I want to use Python requests with splash browser (https://splash.readthedocs.io/en/stable/) and custom headers to crawl some data from a website. However, before starting the crawling itself I decided to check on this website http://xhaus.com/headers what headers I send. As a result, I see that I am not sending those headers I want to send.
import requests
def headers():
headers = requests.utils.default_headers()
headers.update({
'User-Agent': random_user_agent()
})
return headers
def random_user_agent():
with open('user-agents.txt','r') as f:
user_agents = f.readlines()
user_agents = [h.rstrip('\n') for h in user_agents]
random_index = random.randint(0,len(user_agents)-1)
ua = user_agents[random_index]
return ua
splash = 'http://localhost:8050/render.html'
headers = headers()
url_h = 'http://xhaus.com/headers'
page = requests.get(splash, params={'url':url_h,},headers=headers)

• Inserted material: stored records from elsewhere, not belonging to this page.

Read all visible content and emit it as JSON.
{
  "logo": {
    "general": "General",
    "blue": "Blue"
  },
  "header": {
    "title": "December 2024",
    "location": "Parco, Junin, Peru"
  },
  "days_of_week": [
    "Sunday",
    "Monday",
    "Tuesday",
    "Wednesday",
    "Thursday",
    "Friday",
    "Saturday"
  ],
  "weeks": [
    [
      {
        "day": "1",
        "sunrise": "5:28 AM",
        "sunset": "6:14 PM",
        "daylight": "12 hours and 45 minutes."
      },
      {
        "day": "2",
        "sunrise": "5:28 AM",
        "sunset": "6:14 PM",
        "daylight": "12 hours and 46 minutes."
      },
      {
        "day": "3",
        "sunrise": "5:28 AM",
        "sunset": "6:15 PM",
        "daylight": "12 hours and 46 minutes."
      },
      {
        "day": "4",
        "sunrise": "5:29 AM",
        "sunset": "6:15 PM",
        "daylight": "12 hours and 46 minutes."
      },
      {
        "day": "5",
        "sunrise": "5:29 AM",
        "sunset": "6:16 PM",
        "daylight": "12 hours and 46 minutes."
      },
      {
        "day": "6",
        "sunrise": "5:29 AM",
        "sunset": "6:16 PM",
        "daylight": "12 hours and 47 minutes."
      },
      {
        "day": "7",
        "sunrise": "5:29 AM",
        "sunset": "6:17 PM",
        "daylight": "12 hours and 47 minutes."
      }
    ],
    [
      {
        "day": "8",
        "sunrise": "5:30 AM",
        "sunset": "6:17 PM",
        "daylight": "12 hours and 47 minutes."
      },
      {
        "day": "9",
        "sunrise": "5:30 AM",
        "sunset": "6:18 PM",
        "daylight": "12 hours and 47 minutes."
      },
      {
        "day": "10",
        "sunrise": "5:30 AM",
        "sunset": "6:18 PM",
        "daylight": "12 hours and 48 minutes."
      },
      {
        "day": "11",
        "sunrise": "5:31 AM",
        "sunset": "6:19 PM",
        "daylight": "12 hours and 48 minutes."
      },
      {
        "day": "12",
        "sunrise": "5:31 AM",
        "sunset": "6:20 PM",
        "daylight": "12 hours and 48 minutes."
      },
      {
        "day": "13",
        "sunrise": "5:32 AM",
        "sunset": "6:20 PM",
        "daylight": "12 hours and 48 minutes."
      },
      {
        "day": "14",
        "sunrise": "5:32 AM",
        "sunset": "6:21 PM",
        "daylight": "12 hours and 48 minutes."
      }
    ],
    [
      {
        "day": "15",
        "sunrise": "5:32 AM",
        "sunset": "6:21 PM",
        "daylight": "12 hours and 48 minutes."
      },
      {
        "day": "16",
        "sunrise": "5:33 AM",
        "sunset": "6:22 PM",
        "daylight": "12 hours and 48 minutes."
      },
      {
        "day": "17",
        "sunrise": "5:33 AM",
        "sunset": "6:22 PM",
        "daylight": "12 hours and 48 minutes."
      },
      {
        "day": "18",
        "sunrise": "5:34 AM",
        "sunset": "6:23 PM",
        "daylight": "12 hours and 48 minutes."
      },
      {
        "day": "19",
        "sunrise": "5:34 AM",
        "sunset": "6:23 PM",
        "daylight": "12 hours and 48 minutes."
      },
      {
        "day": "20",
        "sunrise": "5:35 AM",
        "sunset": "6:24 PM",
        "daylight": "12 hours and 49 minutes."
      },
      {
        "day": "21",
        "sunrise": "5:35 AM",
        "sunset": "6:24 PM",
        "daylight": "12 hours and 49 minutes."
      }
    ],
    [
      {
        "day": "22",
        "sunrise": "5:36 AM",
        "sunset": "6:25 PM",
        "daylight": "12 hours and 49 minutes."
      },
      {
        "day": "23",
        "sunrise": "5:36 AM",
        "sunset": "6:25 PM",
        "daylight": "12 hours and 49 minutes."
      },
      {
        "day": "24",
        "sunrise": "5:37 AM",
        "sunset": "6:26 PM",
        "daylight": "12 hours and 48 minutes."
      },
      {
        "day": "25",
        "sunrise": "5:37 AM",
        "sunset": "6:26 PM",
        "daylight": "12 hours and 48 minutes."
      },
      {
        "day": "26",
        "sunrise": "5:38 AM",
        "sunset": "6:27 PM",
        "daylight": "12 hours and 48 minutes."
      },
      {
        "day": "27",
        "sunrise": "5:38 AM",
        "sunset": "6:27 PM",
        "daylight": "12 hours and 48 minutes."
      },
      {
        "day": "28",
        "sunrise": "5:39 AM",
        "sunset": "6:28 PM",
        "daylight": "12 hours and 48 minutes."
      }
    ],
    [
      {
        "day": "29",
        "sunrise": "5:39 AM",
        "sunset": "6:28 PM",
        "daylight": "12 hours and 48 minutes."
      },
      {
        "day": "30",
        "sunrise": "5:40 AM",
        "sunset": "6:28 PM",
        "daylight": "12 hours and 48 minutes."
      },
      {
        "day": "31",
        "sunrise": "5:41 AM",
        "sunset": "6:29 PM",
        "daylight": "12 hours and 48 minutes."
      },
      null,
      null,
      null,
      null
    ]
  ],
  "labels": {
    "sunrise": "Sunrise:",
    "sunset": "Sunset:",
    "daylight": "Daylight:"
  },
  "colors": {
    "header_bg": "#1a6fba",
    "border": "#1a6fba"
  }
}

After I run this code, I have the following user agent:
{'Connection': 'keep-alive', 'Accept-Encoding': 'gzip, deflate', 'Accept': '*/*', 'User-Agent': 'Mozilla/5.0 (X11; Linux x86_64) AppleWebKit/537.36 (KHTML, like Gecko) Chrome/58.0.3029.110 Safari/537.36'}
However, when I check it by the website I mentioned, it shows me a different user agent:
soup = BeautifulSoup(page.text)
print soup.prettify()
...
<td class="even">
User-Agent
</td>
<td class="even">
<b>
Mozilla/5.0 (X11; Linux x86_64) AppleWebKit/538.1 (KHTML, like Gecko) splash Safari/538.1
</b>
</td>
...